The plain case is that the owners, remaining in possession of the vessel, agreed to transport therein, at a- certain speed, such cargo as a second party should engage to carry. The second party personally engaged with another that the ship should carry the cargo at such speed, the contract therefor taking the form of a subcharter. The owners carried the cargo, but at such reduced speed as to ruin or impair it. It is palpable that the owners authorized the second party to represent and to obligate itself, as the apparent owner of the vessel, to transport the cargo at the specified speed. Hence the vessel would be bound as if the owners undertook the carriage, or as if there had been a demi.se of the vessel. The charterer did stand in the place of the owners for the purpose of its contracts of affreightment. It could assign its charter party, or by subcharter transfer all its rights of use or issue bills of lading.

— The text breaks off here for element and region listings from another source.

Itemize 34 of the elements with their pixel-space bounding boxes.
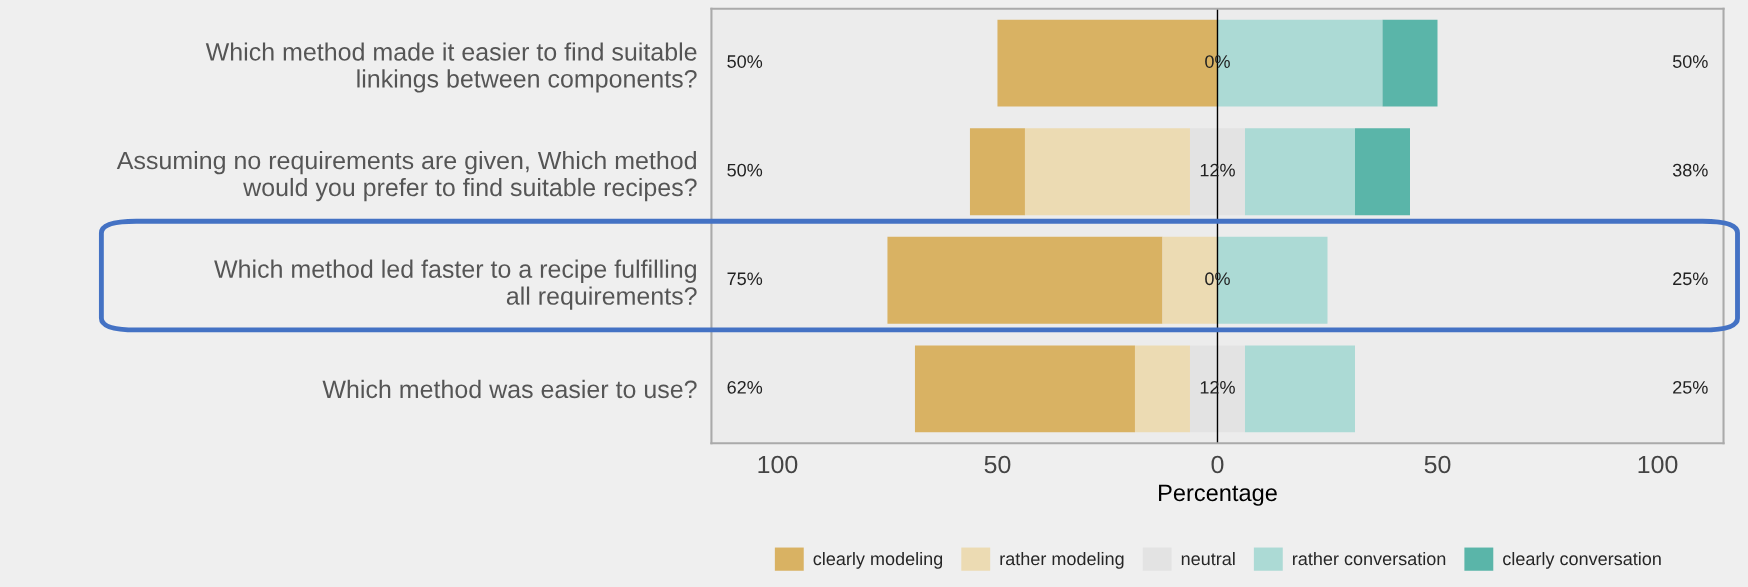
y-tick-label: Which method led faster to a recipe fulfilling all requirements? xyxy=(214,259,697,310)
y-tick-label: Which method was easier to use? xyxy=(322,379,697,399)
legend-label: clearly conversation xyxy=(1503,551,1661,569)
annotation: 25% xyxy=(1673,272,1708,286)
bar xyxy=(1189,128,1245,216)
bar xyxy=(1024,128,1190,216)
x-axis-title: Percentage xyxy=(1159,484,1277,506)
bar xyxy=(1189,345,1245,433)
annotation: 50% xyxy=(727,163,763,177)
x-tick-label: 100 xyxy=(1638,455,1678,474)
y-tick-label: Assuming no requirements are given, Which method would you prefer to find suitable recipes? xyxy=(116,150,697,202)
bar xyxy=(887,236,1163,324)
x-tick-label: 50 xyxy=(984,455,1011,474)
bar xyxy=(1244,128,1355,216)
x-tick-label: 50 xyxy=(1424,455,1451,474)
bar xyxy=(1382,19,1438,107)
legend-label: neutral xyxy=(1181,551,1235,566)
legend-label: rather conversation xyxy=(1292,551,1446,566)
annotation: 50% xyxy=(1672,55,1708,68)
y-tick-label: Which method made it easier to find suitable linkings between components? xyxy=(205,42,697,93)
bar xyxy=(1244,345,1355,433)
legend-label: clearly modeling xyxy=(813,551,943,569)
bar xyxy=(969,128,1025,216)
bar xyxy=(914,345,1135,433)
bar xyxy=(1134,345,1190,433)
legend-label: rather modeling xyxy=(1000,551,1124,569)
x-tick-label: 100 xyxy=(758,455,798,474)
x-tick-label: 0 xyxy=(1211,455,1224,474)
bar xyxy=(1354,128,1410,216)
annotation: 38% xyxy=(1672,163,1708,177)
annotation: 50% xyxy=(727,55,763,68)
annotation: 75% xyxy=(727,272,763,286)
annotation: 25% xyxy=(1673,380,1708,394)
annotation: 62% xyxy=(727,380,763,394)
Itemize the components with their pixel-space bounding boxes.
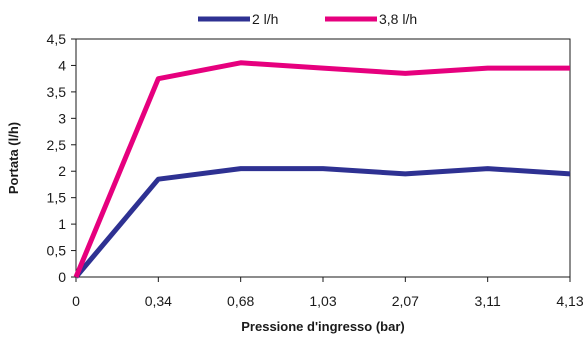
x-tick-label: 0,68	[227, 293, 254, 309]
x-tick-label: 0,34	[145, 293, 172, 309]
y-tick-label: 2	[58, 163, 66, 179]
x-tick-label: 1,03	[309, 293, 336, 309]
series-lines	[73, 60, 571, 279]
series-line-1	[74, 166, 571, 279]
series-line-2	[73, 60, 570, 278]
x-tick-label: 4,13	[556, 293, 583, 309]
y-axis-title: Portata (l/h)	[6, 122, 21, 194]
legend: 2 l/h 3,8 l/h	[198, 11, 417, 27]
y-tick-label: 0	[58, 269, 66, 285]
y-tick-label: 4	[58, 57, 66, 73]
legend-label-2: 3,8 l/h	[379, 11, 417, 27]
y-tick-label: 3	[58, 110, 66, 126]
x-tick-label: 3,11	[475, 293, 501, 309]
x-tick-label: 0	[72, 293, 80, 309]
x-axis-title: Pressione d'ingresso (bar)	[241, 319, 404, 334]
y-tick-label: 3,5	[47, 84, 67, 100]
y-tick-label: 1,5	[47, 190, 67, 206]
y-tick-label: 2,5	[47, 137, 67, 153]
y-tick-label: 0,5	[47, 243, 67, 259]
y-axis: 0 0,5 1 1,5 2 2,5 3 3,5 4 4,5	[47, 31, 76, 285]
y-tick-label: 4,5	[47, 31, 67, 47]
x-axis: 0 0,34 0,68 1,03 2,07 3,11 4,13	[72, 277, 584, 309]
y-tick-label: 1	[58, 216, 66, 232]
plot-area-frame	[75, 38, 571, 278]
legend-label-1: 2 l/h	[252, 11, 278, 27]
x-tick-label: 2,07	[392, 293, 419, 309]
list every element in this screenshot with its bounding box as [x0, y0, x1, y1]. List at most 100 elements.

Whether the libelant shipped the goods under a bill of lading, a subcharter, each containing the warranty, or under an assignment of the original charter, such lien accrued upon breach of the warranty. If the charter party had been assigned, he would have maintained his action against the owners and the vessel. The Baracoa (D. C.) 44 Fed. 102. If bills of lading had been issued, the case would have been similar to The Centurion (D. C.) 57 Fed. 412; The T. A. Goddard (D. C.) 12 Fed. 174.
The exceptions should be overruled, with leave to answer.